My 9yo daughter and partner have an interesting relationship. They once went a whole day speaking to each other in a made up language only the two of them could understand. 

Another time, they spent an entire afternoon throwing water bombs across the backyard at each other. Or they will often venture out on local, early evening grocery store adventures, both dressed in onesies, with conversations going something like this,

9yo:            Have you ever been gay?

Partner:     Not that I’m aware. Why do you ask?

9yo:            I don’t know, just asking. What if I was born a fish?

Partner:    That would be pretty different wouldn’t it?

Or the most recurrent…

 9yo:           You’re weird. You’re the weirdest person I know.

Partner:     I like who I am and I like that you think I’m a bit weird. I like people who are weird and different. You and I have the most unique conversations, you come up with the most surprising stuff. 

I always knew it was going to be a challenge introducing my new partner to my children, especially the youngest, but two years later they’re almost inseparable. It’s not always easy, but It helps that my partner has always been surrounded by women, was raised by strong women, photographs women for a living and is all too happy to set up his studio for a keen 9yo who loves to dance and play dress ups.


images by Jody Pachniuk

One morning, after I’d dropped her older brothers to the train station, I came home to find the two of them in the bathroom, wrapping her hair around pencils then using a straightening iron “to give it some curl” for her pony. An ebay package arrived a few months back, two mannequin heads with extremely long hair, affectionately referred to as Emma and Hannah. Emma and Hannah are now part of the family. My partner purchased them with the sole intention of teaching himself how to “fish braid” under the instructional guise of a 9yo asking for fish braids to go to school. I wasn’t allowed to be a part of any of it.

More often than not, there are the carefully constructed powerpoint presentations. 30 minutes spent googling images to make a comprehensive, multi transitional “persuasive text” powerpoint presentation with effects, simply because she wants to convince him to take her to Harris Farm to buy seaweed for her lunchbox in the morning, or for the two of them to practise braiding hair…

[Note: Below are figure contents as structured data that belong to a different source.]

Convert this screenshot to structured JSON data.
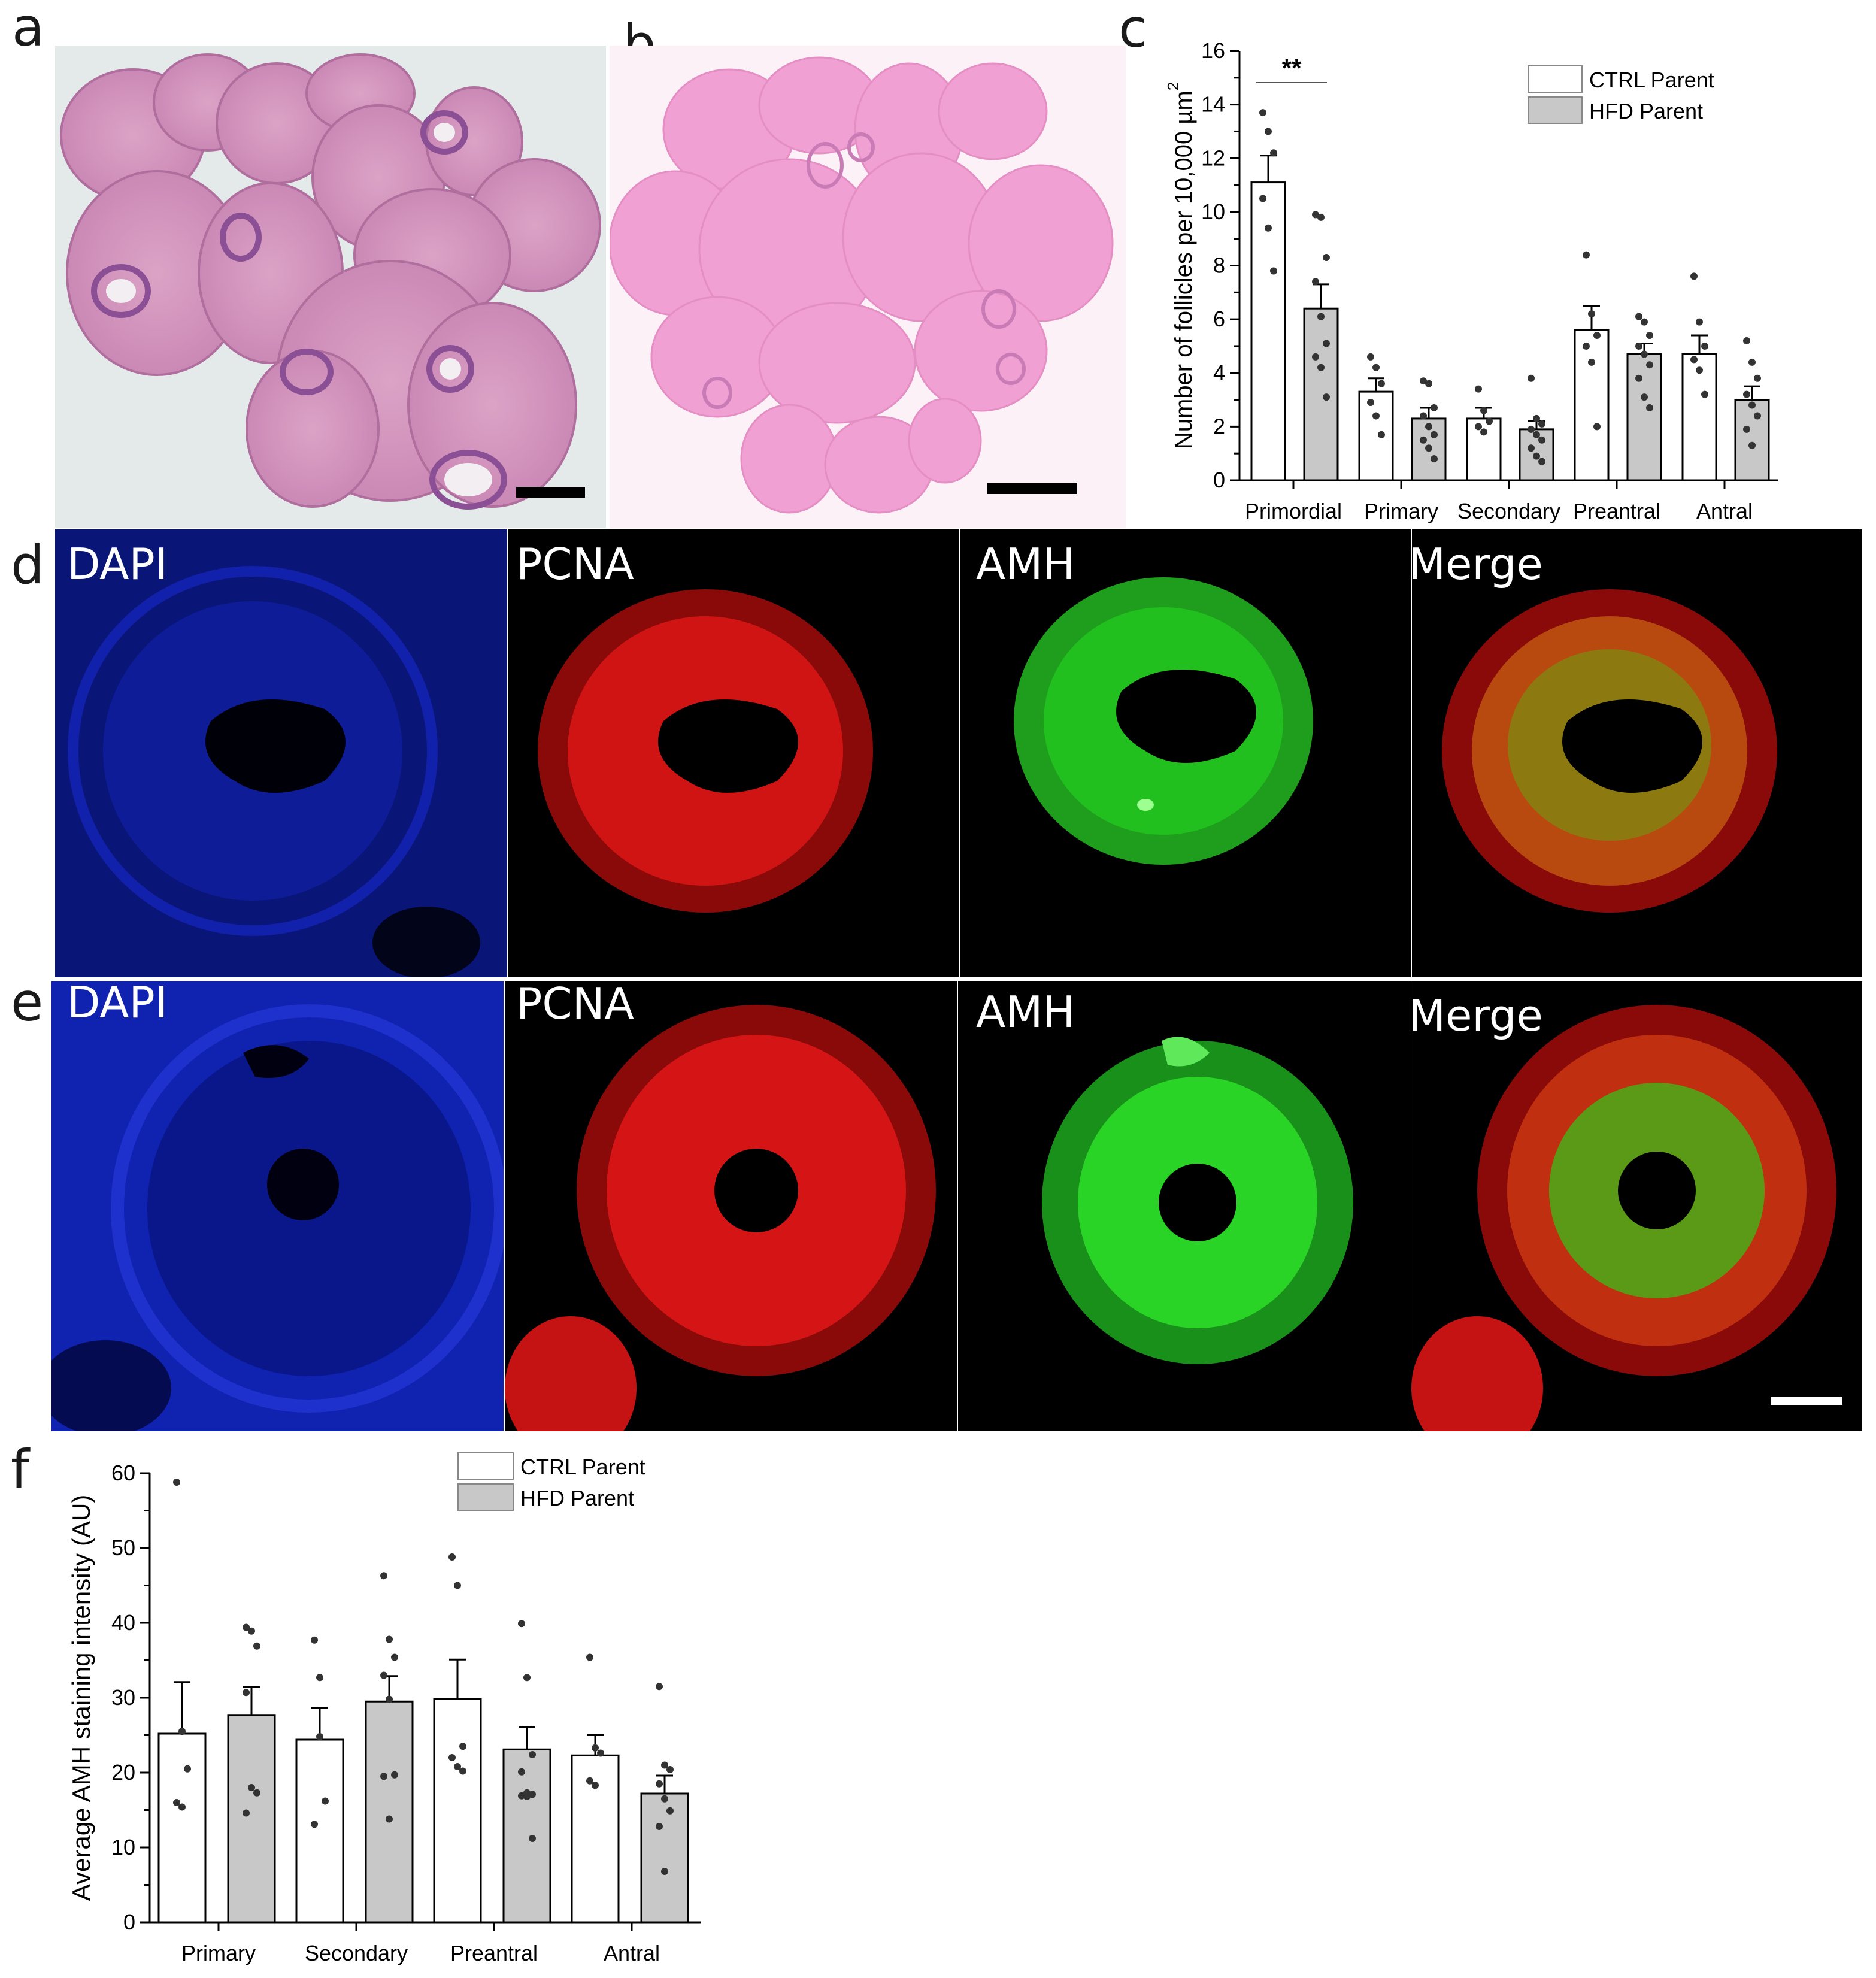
{
  "panels": {
    "a": "a",
    "b": "b",
    "c": "c",
    "d": "d",
    "e": "e",
    "f": "f"
  },
  "fluorescence": {
    "channels": [
      "DAPI",
      "PCNA",
      "AMH",
      "Merge"
    ],
    "colors": {
      "DAPI": "#1a2bd6",
      "PCNA": "#e01818",
      "AMH": "#22c01e",
      "background": "#000000"
    }
  },
  "histology": {
    "colors": {
      "stain_a": "#d79ac0",
      "stain_b": "#f3a3d7",
      "background_a": "#e7ecec",
      "background_b": "#fbf3f8"
    }
  },
  "chart_data": [
    {
      "id": "c",
      "type": "bar",
      "categories": [
        "Primordial",
        "Primary",
        "Secondary",
        "Preantral",
        "Antral"
      ],
      "ylabel_text": "Number of follicles per 10,000 µm",
      "ylabel_sup": "2",
      "ylim": [
        0,
        16
      ],
      "yticks": [
        "0",
        "2",
        "4",
        "6",
        "8",
        "10",
        "12",
        "14",
        "16"
      ],
      "legend": {
        "placement": "top-right",
        "entries": [
          "CTRL Parent",
          "HFD Parent"
        ]
      },
      "significance": {
        "label": "**",
        "category": "Primordial"
      },
      "series": [
        {
          "name": "CTRL Parent",
          "color": "#ffffff",
          "values": [
            11.1,
            3.3,
            2.3,
            5.6,
            4.7
          ],
          "errors": [
            1.0,
            0.5,
            0.4,
            0.9,
            0.7
          ],
          "points": [
            [
              13.7,
              13.0,
              12.2,
              10.5,
              9.4,
              7.8
            ],
            [
              4.6,
              4.2,
              3.6,
              2.9,
              2.4,
              1.7
            ],
            [
              3.4,
              2.6,
              2.2,
              2.0,
              1.8
            ],
            [
              8.4,
              6.2,
              5.4,
              5.0,
              4.4,
              2.0
            ],
            [
              7.6,
              5.9,
              5.0,
              4.5,
              4.1,
              3.2
            ]
          ]
        },
        {
          "name": "HFD Parent",
          "color": "#c8c8c8",
          "values": [
            6.4,
            2.3,
            1.9,
            4.7,
            3.0
          ],
          "errors": [
            0.9,
            0.4,
            0.3,
            0.4,
            0.5
          ],
          "points": [
            [
              9.9,
              9.8,
              8.3,
              7.4,
              6.1,
              5.1,
              4.6,
              4.2,
              3.1
            ],
            [
              3.7,
              3.6,
              2.7,
              2.4,
              2.0,
              1.7,
              1.5,
              1.2,
              0.8
            ],
            [
              3.8,
              2.3,
              2.1,
              1.9,
              1.7,
              1.5,
              1.2,
              0.9,
              0.7
            ],
            [
              6.1,
              5.9,
              5.4,
              5.0,
              4.7,
              4.3,
              3.8,
              3.1,
              2.7
            ],
            [
              5.2,
              4.4,
              3.8,
              3.2,
              2.8,
              2.4,
              1.9,
              1.3
            ]
          ]
        }
      ]
    },
    {
      "id": "f",
      "type": "bar",
      "categories": [
        "Primary",
        "Secondary",
        "Preantral",
        "Antral"
      ],
      "ylabel": "Average AMH staining intensity (AU)",
      "ylim": [
        0,
        60
      ],
      "yticks": [
        "0",
        "10",
        "20",
        "30",
        "40",
        "50",
        "60"
      ],
      "legend": {
        "placement": "top-center",
        "entries": [
          "CTRL Parent",
          "HFD Parent"
        ]
      },
      "series": [
        {
          "name": "CTRL Parent",
          "color": "#ffffff",
          "values": [
            25.2,
            24.4,
            29.8,
            22.3
          ],
          "errors": [
            6.9,
            4.2,
            5.3,
            2.7
          ],
          "points": [
            [
              58.8,
              25.5,
              20.5,
              16.0,
              15.4
            ],
            [
              37.7,
              32.7,
              16.2,
              13.1,
              24.8
            ],
            [
              48.8,
              45.0,
              23.5,
              22.0,
              20.8,
              20.2
            ],
            [
              35.4,
              23.3,
              22.6,
              18.9,
              18.3
            ]
          ]
        },
        {
          "name": "HFD Parent",
          "color": "#c8c8c8",
          "values": [
            27.7,
            29.5,
            23.1,
            17.2
          ],
          "errors": [
            3.7,
            3.4,
            3.0,
            2.4
          ],
          "points": [
            [
              39.4,
              38.9,
              36.9,
              30.7,
              18.0,
              17.3,
              14.6
            ],
            [
              46.3,
              37.8,
              35.4,
              33.0,
              29.8,
              19.7,
              19.5,
              13.8
            ],
            [
              39.9,
              32.7,
              22.4,
              20.1,
              17.3,
              17.1,
              16.9,
              16.8,
              11.2
            ],
            [
              31.5,
              21.0,
              20.4,
              18.5,
              16.5,
              14.9,
              12.8,
              6.8
            ]
          ]
        }
      ]
    }
  ]
}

“I will not be bossy and I will be patient. It looks very hard but to be honest it is one of the easiest things when you get the hang of it and if you don’t get it write tonight that’s totally ok. Please don’t say no straight away at least think about it”   

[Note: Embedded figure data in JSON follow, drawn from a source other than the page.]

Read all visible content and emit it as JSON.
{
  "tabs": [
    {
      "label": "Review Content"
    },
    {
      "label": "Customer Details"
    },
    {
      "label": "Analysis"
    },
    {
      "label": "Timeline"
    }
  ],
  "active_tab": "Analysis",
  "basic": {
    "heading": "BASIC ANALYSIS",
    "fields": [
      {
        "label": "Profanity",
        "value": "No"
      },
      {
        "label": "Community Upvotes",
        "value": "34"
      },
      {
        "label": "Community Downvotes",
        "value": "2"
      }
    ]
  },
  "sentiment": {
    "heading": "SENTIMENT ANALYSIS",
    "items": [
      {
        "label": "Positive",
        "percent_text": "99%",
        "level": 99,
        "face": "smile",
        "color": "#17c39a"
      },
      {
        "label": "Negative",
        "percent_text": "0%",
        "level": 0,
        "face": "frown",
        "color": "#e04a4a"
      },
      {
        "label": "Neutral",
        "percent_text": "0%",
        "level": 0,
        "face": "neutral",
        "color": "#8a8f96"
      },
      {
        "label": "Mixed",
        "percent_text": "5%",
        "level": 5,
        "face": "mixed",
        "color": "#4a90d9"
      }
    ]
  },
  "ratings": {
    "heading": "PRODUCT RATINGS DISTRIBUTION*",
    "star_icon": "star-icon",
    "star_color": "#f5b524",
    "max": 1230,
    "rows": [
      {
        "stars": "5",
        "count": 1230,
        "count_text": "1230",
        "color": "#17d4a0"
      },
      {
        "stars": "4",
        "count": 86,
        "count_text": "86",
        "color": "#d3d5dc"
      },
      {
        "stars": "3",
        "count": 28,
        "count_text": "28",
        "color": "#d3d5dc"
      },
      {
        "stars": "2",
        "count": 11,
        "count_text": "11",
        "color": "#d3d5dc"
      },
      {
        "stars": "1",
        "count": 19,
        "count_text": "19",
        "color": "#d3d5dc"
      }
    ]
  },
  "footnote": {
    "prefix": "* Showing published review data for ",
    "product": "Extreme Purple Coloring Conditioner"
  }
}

Just as I’ve kept my children’s artwork over the years, I’ve recorded so many of these moments in time on paper.  This simple reflection of a moment in my childrens’ lives will stop them in their tracks one day when they’re all grown up.


No great revelations. Just some diarised pages about what they used to do, or think or say at any given moment in their lives. And the power is not in what they were doing but rather that someone has bothered to record it. Nobody else is going to document a snippet of their lives, and as their Mum I couldn’t think of a more glorious gift to give. For me, a few sentences about a mundane, everyday moment in life from a forgotten day long ago has meaning, as do the pencil drawings, paintings and sketches that lay amongst them stored away in boxes. These are the things that speak the loudest.    

The point is, I’m going to make sure I find a way to make these moments I’ve witnessed last forever. If that means writing this blog, sharing it and at the same time immortalising it in text so I can treasure them forever, I’m all up for that. Because at the end of the day, the more we record, the more we document, the more we write….the more we remember.